Then I had an inspiration. It struck me a letter such as I should write to Charlie Lien should be written in the third person. Again I took up my pen and wrote:

“Miss Travers begs to be excused from keeping her engagement with Mr. Charlie Lien on Monday afternoon.”

Just as I stamped the envelope, Mumsie came to the door and said Uncle wanted me to go for a walk. I slipped the letter into my muff and dressed hurriedly.

Mumsie did not come with us, pleading a headache. I was half glad, half sorry. We walked through the city for several miles. Uncle did the talking, I had little to say. I could not get my mind off the letter in my muff. We passed a score of post boxes: but when we returned home I still was in possession of the letter. Before going to bed I tore it up.

January 3rd.

I feel I have irretrievably thrown in my lot with Charlie Lien and his set. I found my course with them to-day so easy, they took me to themselves so quickly. It was all so simple. As I came away from the King Henry-the-Eighth Hotel, I felt my head was high in the air. We met Polly Townsend and I bowed to him in the most patronizing manner I could command and got a profound return. After all, the Skating Club crowd are a sloppy crowd, as Charlie says—namby-pamby men and bread-and-butter maidens.

I struggled hard not to keep my appointment, but at the time arranged found myself at Horace’s. Charlie was there, buying a tie. He took me in hand immediately and we crossed the street to the Henry-the-Eighth. I had seen it before, of course, a great tall building mounting to the sky, but did not know it was an hotel. We entered a door that seemed very small for such a great building, but I have since learned this is the “Ladies’ Entrance.” We had no sooner entered the passage-way inside than we passed into the elevator and Charlie gave orders for the Palm-room. We mounted a dozen feet only, and stopped, the man opened the cage door, we turned round a corner, and were in a low room filled with cigarette-smoke, and some palms and easy chairs and tables. In an instant I took in these surroundings and the people present. Several tables were about, each occupied by a man and girl. Some of the men were old with coarse faces, and some were young and sallow. I could judge little or nothing of the men. Some of the women were not young, and their faces were of a type I had only before seen on the street. They were unhealthy and unwholesome looking. I am sure I could not make friends with them. To me they were repulsive.

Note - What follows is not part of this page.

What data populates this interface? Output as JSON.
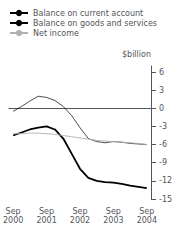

The young girls all wore extreme costumes, and some were much made-up. Paint and powder were thrown on them. They also were distasteful to me. What sort of a place had I got into? And the thought struck me that an outsider looking down upon us must have found me in my simple and plain attire, conspicuous by contrast.

A waiter came to our table and stood expectant.

“What will you have?” asked my host.

I picked up a card and made a show of looking at it and replied, “An ice.”